12 Unexpected Facts about Vlad the Impaler, the Real Dracula

12 Unexpected Facts about Vlad the Impaler, the Real Dracula

Tim Flight - May 22, 2018

The fictional Count Dracula has cast a long shadow over Western Culture since the publication of Bram Stoker’s Dracula in 1897. This fictional vampire, of course, had lived in an isolated castle in Transylvania for several centuries, and was aiming to launch a campaign for widespread vampirism from the ruined abbey of Carfax in London. He is eventually stopped by a crack-team of amateurs led by Abraham van Helsing before he can succeed in his mission to spread the undead curse. Stoker’s novel however spread an undead curse of its own in the form of the vampire-trope in modern times.

In preparation for writing his magnum opus, Stoker spent a long time assiduously researching the vampire myths and superstitions of Central and Eastern Europe (popularised by John Polidori’s The Vampyre in 1819), and also the turbulent history of the region. His titular Count takes his name and certain biographical details from Vlad III, voivode (war-lord) of Wallachia, alias Vlad Tepes (‘the Impaler’) and Vlad Dracula, who lived between 1428 and c.1477. This article will show that the life of the ‘real Dracula’, as he is commonly known, was in many ways more fascinating than the camp villain of Stoker’s novel.

 

12 Unexpected Facts about Vlad the Impaler, the Real Dracula
Vlad Dracul, father of Vlad Tepes, 17th-century copy of an unknown original found at Dracul’s home, Sighisoara, Transylvania. Ancient Pages

The Name ‘Dracula’

‘Dracula’ simply means ‘son of the Dragon’. The name, which is Slavonic, is sometimes misconstrued as ‘son of the Devil’ by scholars seduced by the mythological nonsense attached to the historical Vlad Tepes by Stoker. Vlad Tepes was ‘son of the Dragon’ because his father, Vlad II (pre-1395-1447), was known as Vlad Dracul, ‘Vlad the Dragon’. This sobriquet was not given to him for any particularly heinous crimes, however, but because he was a member of the esteemed Order of the Dragon, a chivalric order of nobility tasked with defending Christendom from its heretical enemies, especially the Ottoman Muslims.

Vlad Dracul spent much of his childhood in Buda (the ancient side of the Danube in modern Budapest, Hungary), as a gesture of goodwill from his father, the voivode Mircea I of Wallachia (c.1355-1418). Dracul was kept at Buda Castle to ensure that his father kept the alliance he had agreed with Sigismund of Luxembourg (1368-1437), King of Hungary. Sigismund openly described Dracul as ‘educated at our court’, suggesting that he had every faith in the boy’s abilities and loyalty. When Mircea died in 1418, Dracul was free to leave, but opted to stay on as a page of Sigismund.

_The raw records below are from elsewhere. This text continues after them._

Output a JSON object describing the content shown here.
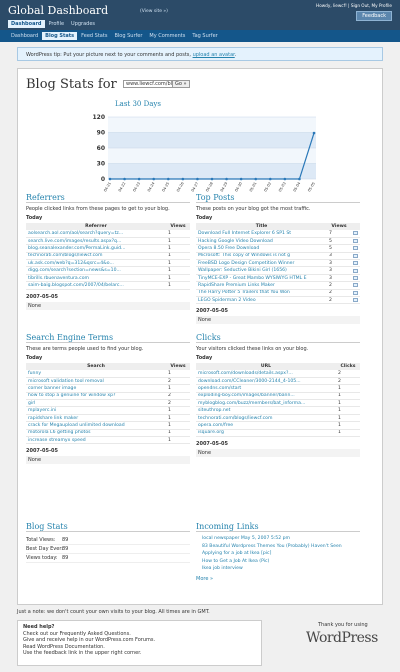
{
  "header": {
    "title": "Global Dashboard",
    "view_site": "(View site »)",
    "howdy": "Howdy, liewcf! | Sign Out, My Profile",
    "feedback": "Feedback",
    "tabs": [
      "Dashboard",
      "Profile",
      "Upgrades"
    ],
    "subtabs": [
      "Dashboard",
      "Blog Stats",
      "Feed Stats",
      "Blog Surfer",
      "My Comments",
      "Tag Surfer"
    ]
  },
  "tip": {
    "before": "WordPress tip: Put your picture next to your comments and posts,",
    "link": "upload an avatar",
    "after": "."
  },
  "stats_heading": "Blog Stats for",
  "blog_select": "www.liewcf.com/blog",
  "go_button": "Go »",
  "chart_data": {
    "type": "line",
    "title": "Last 30 Days",
    "categories": [
      "04-21",
      "04-22",
      "04-23",
      "04-24",
      "04-25",
      "04-26",
      "04-27",
      "04-28",
      "04-29",
      "04-30",
      "05-01",
      "05-02",
      "05-03",
      "05-04",
      "05-05"
    ],
    "values": [
      0,
      0,
      0,
      0,
      0,
      0,
      0,
      0,
      0,
      0,
      0,
      0,
      0,
      0,
      89
    ],
    "ylim": [
      0,
      120
    ],
    "yticks": [
      0,
      30,
      60,
      90,
      120
    ],
    "color": "#2a78b8",
    "grid": true
  },
  "panels": [
    {
      "title": "Referrers",
      "description": "People clicked links from these pages to get to your blog.",
      "today_label": "Today",
      "columns": [
        "Referrer",
        "Views"
      ],
      "rows": [
        [
          "aolsearch.aol.com/aol/search?query=tz...",
          "1"
        ],
        [
          "search.live.com/images/results.aspx?q...",
          "1"
        ],
        [
          "blog.seanalexander.com/PermaLink.guid...",
          "1"
        ],
        [
          "technorati.com/blogs/liewcf.com",
          "1"
        ],
        [
          "uk.ask.com/web?q=312&qsrc=4&o...",
          "1"
        ],
        [
          "digg.com/search?section=news&s=10...",
          "1"
        ],
        [
          "tibrills.rbuenaventura.com",
          "1"
        ],
        [
          "saim-baig.blogspot.com/2007/04/belarc...",
          "1"
        ]
      ],
      "yesterday_label": "2007-05-05",
      "yesterday_text": "None"
    },
    {
      "title": "Top Posts",
      "description": "These posts on your blog got the most traffic.",
      "today_label": "Today",
      "columns": [
        "Title",
        "Views"
      ],
      "rows": [
        [
          "Download Full Internet Explorer 6 SP1 St",
          "7"
        ],
        [
          "Hacking Google Video Download",
          "5"
        ],
        [
          "Opera 8.50 Free Download",
          "5"
        ],
        [
          "Microsoft: This copy of Windows is not g",
          "3"
        ],
        [
          "FreeBSD Logo Design Competition Winner",
          "3"
        ],
        [
          "Wallpaper: Seductive Bikini Girl (1656)",
          "3"
        ],
        [
          "TinyMCE-EXP - Great Mambo WYSIWYG HTML E",
          "3"
        ],
        [
          "RapidShare Premium Links Maker",
          "2"
        ],
        [
          "The Harry Potter 5 Trailers that You Won",
          "2"
        ],
        [
          "LEGO Spiderman 2 Video",
          "2"
        ]
      ],
      "yesterday_label": "2007-05-05",
      "yesterday_text": "None"
    },
    {
      "title": "Search Engine Terms",
      "description": "These are terms people used to find your blog.",
      "today_label": "Today",
      "columns": [
        "Search",
        "Views"
      ],
      "rows": [
        [
          "funny",
          "1"
        ],
        [
          "microsoft validation tool removal",
          "2"
        ],
        [
          "corner banner image",
          "1"
        ],
        [
          "how to stop a genuine for window xp?",
          "2"
        ],
        [
          "girl",
          "2"
        ],
        [
          "mplayerc.ini",
          "1"
        ],
        [
          "rapidshare link maker",
          "1"
        ],
        [
          "crack for Megaupload unlimited download",
          "1"
        ],
        [
          "motorola L6 getting photos",
          "1"
        ],
        [
          "increase streamyx speed",
          "1"
        ]
      ],
      "yesterday_label": "2007-05-05",
      "yesterday_text": "None"
    },
    {
      "title": "Clicks",
      "description": "Your visitors clicked these links on your blog.",
      "today_label": "Today",
      "columns": [
        "URL",
        "Clicks"
      ],
      "rows": [
        [
          "microsoft.com/downloads/details.aspx?...",
          "2"
        ],
        [
          "download.com/CCleaner/3000-2144_4-105...",
          "2"
        ],
        [
          "opendns.com/start",
          "1"
        ],
        [
          "exploding-boy.com/images/banner/bann...",
          "1"
        ],
        [
          "myblogblog.com/buzz/members/bat_informa...",
          "1"
        ],
        [
          "siteuthrop.net",
          "1"
        ],
        [
          "technorati.com/blogs/liewcf.com",
          "1"
        ],
        [
          "opera.com/free",
          "1"
        ],
        [
          "isquare.org",
          "1"
        ]
      ],
      "yesterday_label": "2007-05-05",
      "yesterday_text": "None"
    }
  ],
  "summary": {
    "title": "Blog Stats",
    "rows": [
      [
        "Total Views:",
        "89"
      ],
      [
        "Best Day Ever:",
        "89"
      ],
      [
        "Views today:",
        "89"
      ]
    ]
  },
  "incoming": {
    "title": "Incoming Links",
    "links": [
      "local newspaper May 5, 2007 5:52 pm",
      "83 Beautiful Wordpress Themes You (Probably) Haven't Seen",
      "Applying for a job at Ikea [pic]",
      "How to Get a Job At Ikea (Pic)",
      "Ikea job interview"
    ],
    "more": "More »"
  },
  "note": "Just a note: we don't count your own visits to your blog. All times are in GMT.",
  "help": {
    "title": "Need help?",
    "lines": [
      "Check out our Frequently Asked Questions.",
      "Give and receive help in our WordPress.com Forums.",
      "Read WordPress Documentation.",
      "Use the feedback link in the upper right corner."
    ]
  },
  "thanks": "Thank you for using",
  "logo": "WordPress"
}
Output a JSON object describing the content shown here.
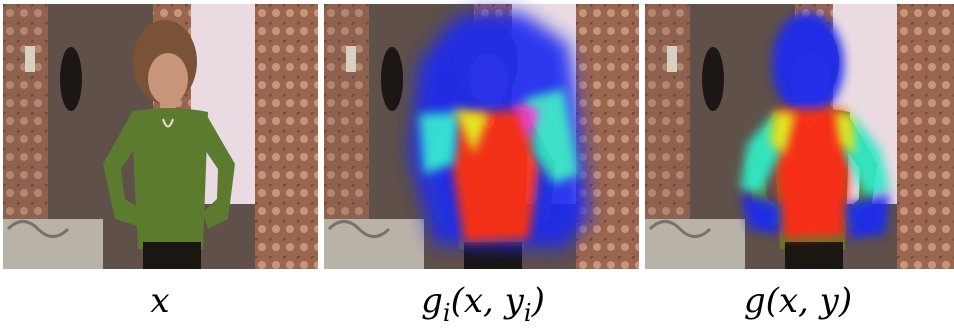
{
  "panels": [
    {
      "caption": [
        {
          "text": "x"
        }
      ]
    },
    {
      "caption": [
        {
          "text": "g"
        },
        {
          "text": "i",
          "sub": true
        },
        {
          "text": "(x, y"
        },
        {
          "text": "i",
          "sub": true
        },
        {
          "text": ")"
        }
      ]
    },
    {
      "caption": [
        {
          "text": "g(x, y)"
        }
      ]
    }
  ]
}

As Sigismund’s page, Dracul travelled widely across Europe with the Hungarian court, taking in Rome, Prague, Nuremburg, and Transylvania, and was educated in various foreign languages to prepare him for a life in European politics. However, he eventually grew tired of the petty intrigues, disputes, and pageantry he encountered, and was disappointed when Sigismund tired of crusading East and pursued his political ambitions to the West. Dracul’s aim was to regain his father’s throne in Wallachia, which had fallen into dispute amongst illegitimate half-brothers following Mircea’s death. Thus he began to make his own political alliances to achieve his aims.

Dracul was caught after leaving Buda castle under the cover of darkness to reach the Polish court at Krakow, where he intended to find a more profitable ally and sponsor in the form of King Ladislas II Jagielo, a former rival of Sigismund. The furious King of Hungary responded by confirming the then-ruling Dan II voivode of Wallachia and sending Dracul on diplomatic missions. On one of these missions Dracul spent time at Constantinople, the Byzantine capital, where he entertained thoughts of defecting to the rival empire. His time at Constantinople accounts for the Oriental garb in the depiction above.

Dracul returned to Hungary in 1429, being made a member of the Order of the Dragon by Sigismund in 1431. Dracul seized Wallachia at last in 1436 with the help of Hungary, but when his ally’s assistance diminished he was forced to pay tribute and swear loyalty to Sultan Murad II. When the invading Ottomans were defeated by John Hunyadi, voivode of Transylvania, in 1442, Dracul was imprisoned for treachery, but returned to rule Wallachia in 1443. He was killed by Hunyadi’s men in 1447. Vlad Tepes was born in 1428, while his father was living in Sighisoara, Transylvania.